In recent years, excessive imports of beef, milk, pork, and other products have caused severe pain for the sector, he said. Although some trade measures have been introduced, coordination remains difficult and responses are still too slow. That, in his view, calls for stronger institutional mechanisms, a more prominent role for the agricultural authorities, and more timely, precise and effective measures.

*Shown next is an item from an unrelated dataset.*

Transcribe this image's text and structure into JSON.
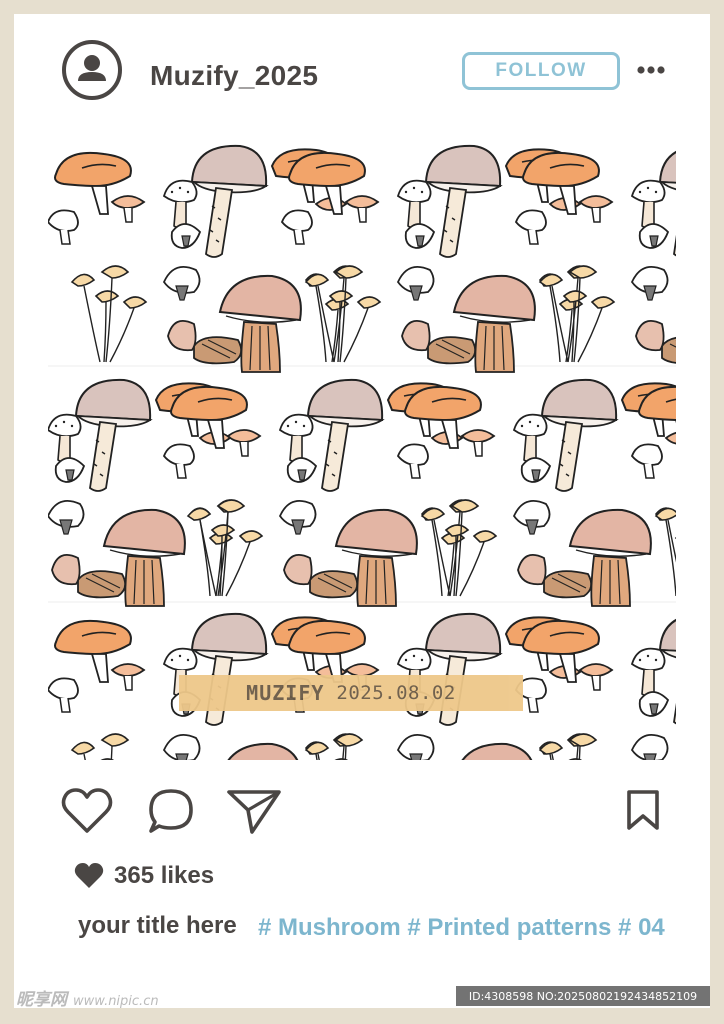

More broadly, Ma argued that the “effective market” is already fully visible in livestock development, while the “proactive government” remains insufficient. The clearest example, he wrote, is the hog cycle, which is too frequent and too volatile, leaving the sector under pressure and also affecting wider economic and social development. In the future, he said, policy should focus on adjusting capacity while the market adjusts prices, with a better hog capacity control system to improve the match between supply and demand.
Ma also called for stronger industry self-discipline, urging large and medium-sized companies to put the sector’s overall and long-term interests first and to comply voluntarily with capacity control requirements. At the same time, he said, China should work to expand domestic demand and help shift some livestock and poultry products from gift-oriented consumption to everyday necessities.